Leaders from Xaverian Brothers High School in Westwood are apologizing after serving fried chicken to students as a part of their Black History Month celebrations — a move some are calling insensitive and racist.
“We are deeply troubled and disheartened by our failure in this instance and take full responsibility for it,” Jacob Conca, head of the Catholic high school,said in a statement. “I offer my sincere apologies for the harm that our actions may have caused.”
The fried chicken had been suggested by an African American cafeteria worker who “asked to share a piece of her culture by creating menu items that represent historically Southern Black cuisine,” according to Conca. At the time, “we saw this as an educational opportunity for our young men and worked with our Office of Community, Culture, and Equity to help frame the initiative,” he added.
On Tuesday, the plan to serve “special meals” for Black History Month, including the fried chicken, was announced over the PA system in the morning, Conca said, adding that there was an attempt to add additional historical context during the announcement.
This context included information about how Black women sold fried chicken in the post-Civil War era in acts of financial independence, according to Xaverian Brothers’ communications director Ann Alsfeld. “This example was meant to highlight the determination and pioneering spirit of these entrepreneurial women,” Alsfeld wrote in an email to The Globe.
But to some students, the menu choice only highlighted racist tropes.
“Honestly, I think it’s just a big stereotype. It could be seen as a little racist,” Liam Baker, a senior at Xaverian Brothers, told WCVB. “It’s the first day of Black History Month. They couldn’t have come up with a better thing than fried chicken for African cuisine? It doesn’t really make much sense.”
Another senior Michael Earls told the station that school should “acknowledge that their ignorance perpetuated a racist stereotype.” .

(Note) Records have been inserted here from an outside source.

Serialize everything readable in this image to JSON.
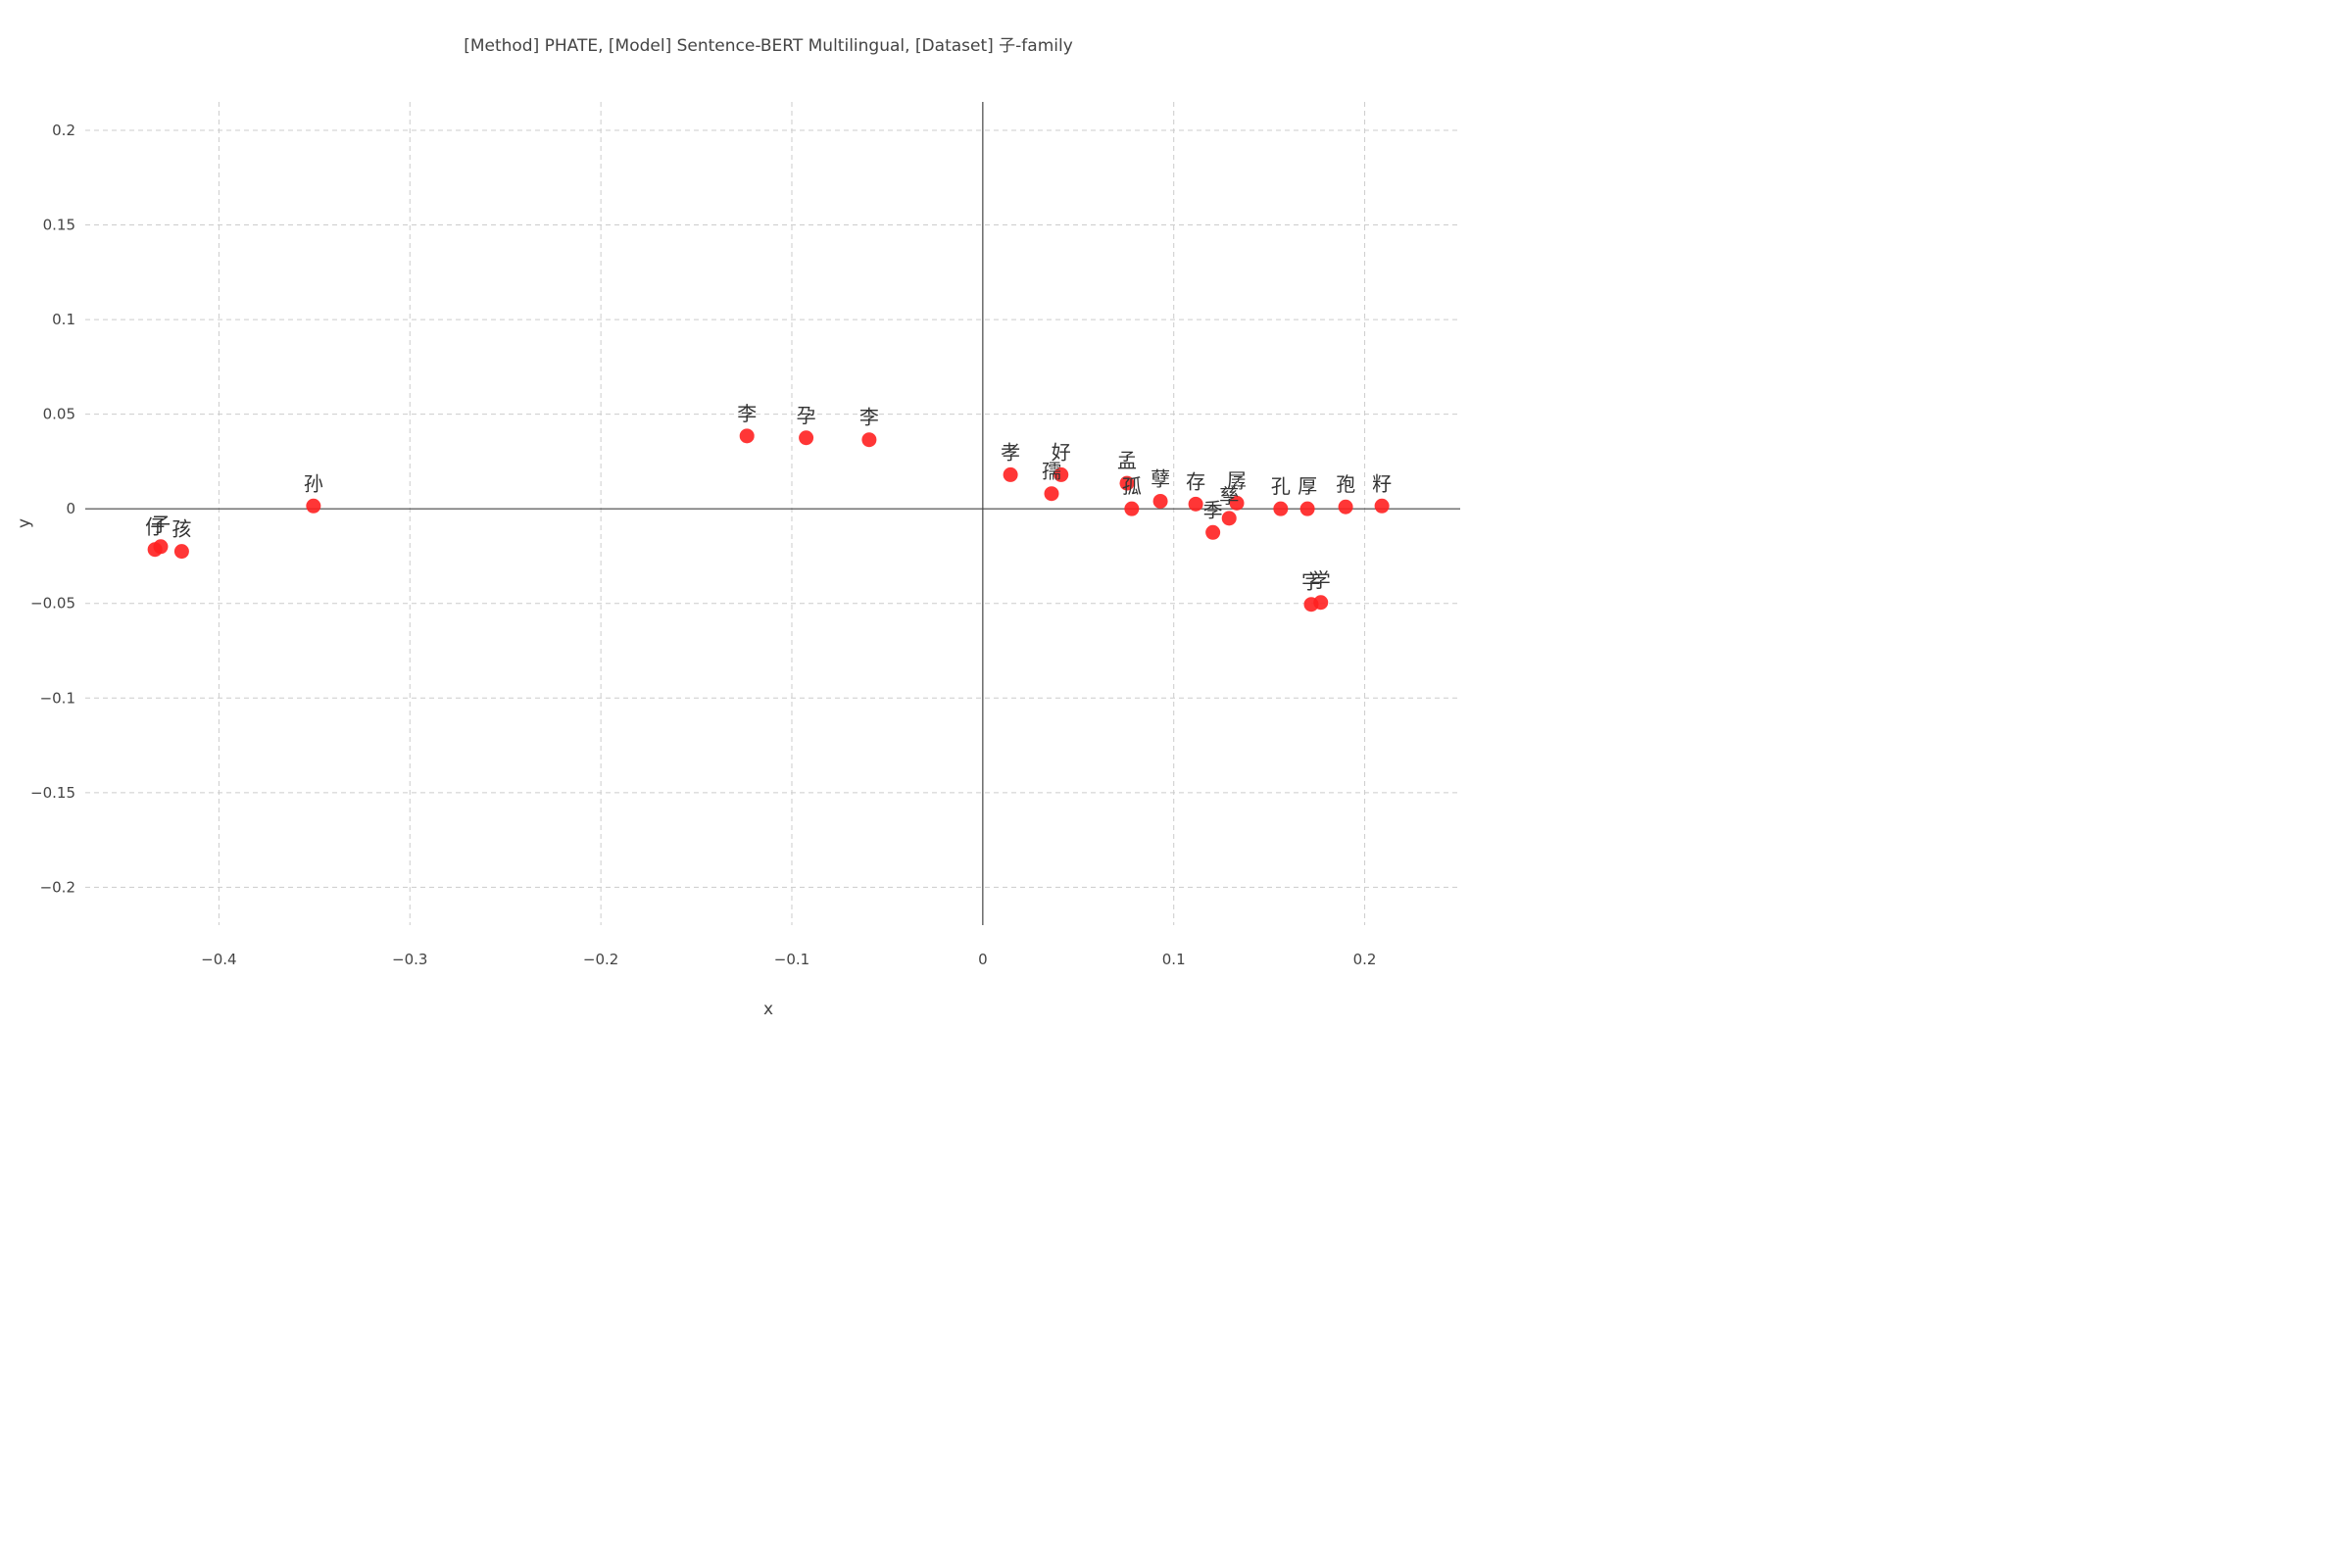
{
  "chart_data": {
    "type": "scatter",
    "title": "[Method] PHATE, [Model] Sentence-BERT Multilingual, [Dataset] 子-family",
    "xlabel": "x",
    "ylabel": "y",
    "xlim": [
      -0.47,
      0.25
    ],
    "ylim": [
      -0.22,
      0.215
    ],
    "grid": true,
    "x_ticks": [
      {
        "value": -0.4,
        "label": "−0.4"
      },
      {
        "value": -0.3,
        "label": "−0.3"
      },
      {
        "value": -0.2,
        "label": "−0.2"
      },
      {
        "value": -0.1,
        "label": "−0.1"
      },
      {
        "value": 0,
        "label": "0"
      },
      {
        "value": 0.1,
        "label": "0.1"
      },
      {
        "value": 0.2,
        "label": "0.2"
      }
    ],
    "y_ticks": [
      {
        "value": 0.2,
        "label": "0.2"
      },
      {
        "value": 0.15,
        "label": "0.15"
      },
      {
        "value": 0.1,
        "label": "0.1"
      },
      {
        "value": 0.05,
        "label": "0.05"
      },
      {
        "value": 0,
        "label": "0"
      },
      {
        "value": -0.05,
        "label": "−0.05"
      },
      {
        "value": -0.1,
        "label": "−0.1"
      },
      {
        "value": -0.15,
        "label": "−0.15"
      },
      {
        "value": -0.2,
        "label": "−0.2"
      }
    ],
    "marker_color": "#ff2020",
    "points": [
      {
        "label": "仔",
        "x": -0.4335,
        "y": -0.0215
      },
      {
        "label": "子",
        "x": -0.4305,
        "y": -0.02
      },
      {
        "label": "孩",
        "x": -0.4195,
        "y": -0.0225
      },
      {
        "label": "孙",
        "x": -0.3505,
        "y": 0.0015
      },
      {
        "label": "李",
        "x": -0.1235,
        "y": 0.0385
      },
      {
        "label": "孕",
        "x": -0.0925,
        "y": 0.0375
      },
      {
        "label": "李",
        "x": -0.0595,
        "y": 0.0365
      },
      {
        "label": "孝",
        "x": 0.0145,
        "y": 0.018
      },
      {
        "label": "孺",
        "x": 0.036,
        "y": 0.008
      },
      {
        "label": "好",
        "x": 0.041,
        "y": 0.018
      },
      {
        "label": "孟",
        "x": 0.0755,
        "y": 0.0135
      },
      {
        "label": "孤",
        "x": 0.078,
        "y": 0.0
      },
      {
        "label": "孽",
        "x": 0.093,
        "y": 0.004
      },
      {
        "label": "存",
        "x": 0.1115,
        "y": 0.0025
      },
      {
        "label": "季",
        "x": 0.1205,
        "y": -0.0125
      },
      {
        "label": "孳",
        "x": 0.129,
        "y": -0.005
      },
      {
        "label": "孱",
        "x": 0.133,
        "y": 0.003
      },
      {
        "label": "孔",
        "x": 0.156,
        "y": 0.0
      },
      {
        "label": "厚",
        "x": 0.17,
        "y": 0.0
      },
      {
        "label": "字",
        "x": 0.172,
        "y": -0.0505
      },
      {
        "label": "学",
        "x": 0.177,
        "y": -0.0495
      },
      {
        "label": "孢",
        "x": 0.19,
        "y": 0.001
      },
      {
        "label": "籽",
        "x": 0.209,
        "y": 0.0015
      }
    ]
  }
}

Though it is true that Black women sold the meals to train passengers in their pursuit of economic freedom, the association with fried chicken and Black Americans has been often marred in racism. Appearing in the racist 1915 movie, “The Birth of Nation,” the image of a Black person eating chicken was meant to dehumanize. That connection has been copied and still lingers today.
Fried chicken was served Tuesday at the school, but the initiative has since been suspended while “we review and learn from our mistakes,” Alsfeld wrote.
“While we know our intentions were good, regrettably, our communication was poor and inadvertently propagated a negative stereotype,” Conca said in the statement. “We are taking the necessary steps to both learn from this mistake and appropriately move forward.”
Globe correspondent Madison Mercado contributed reporting.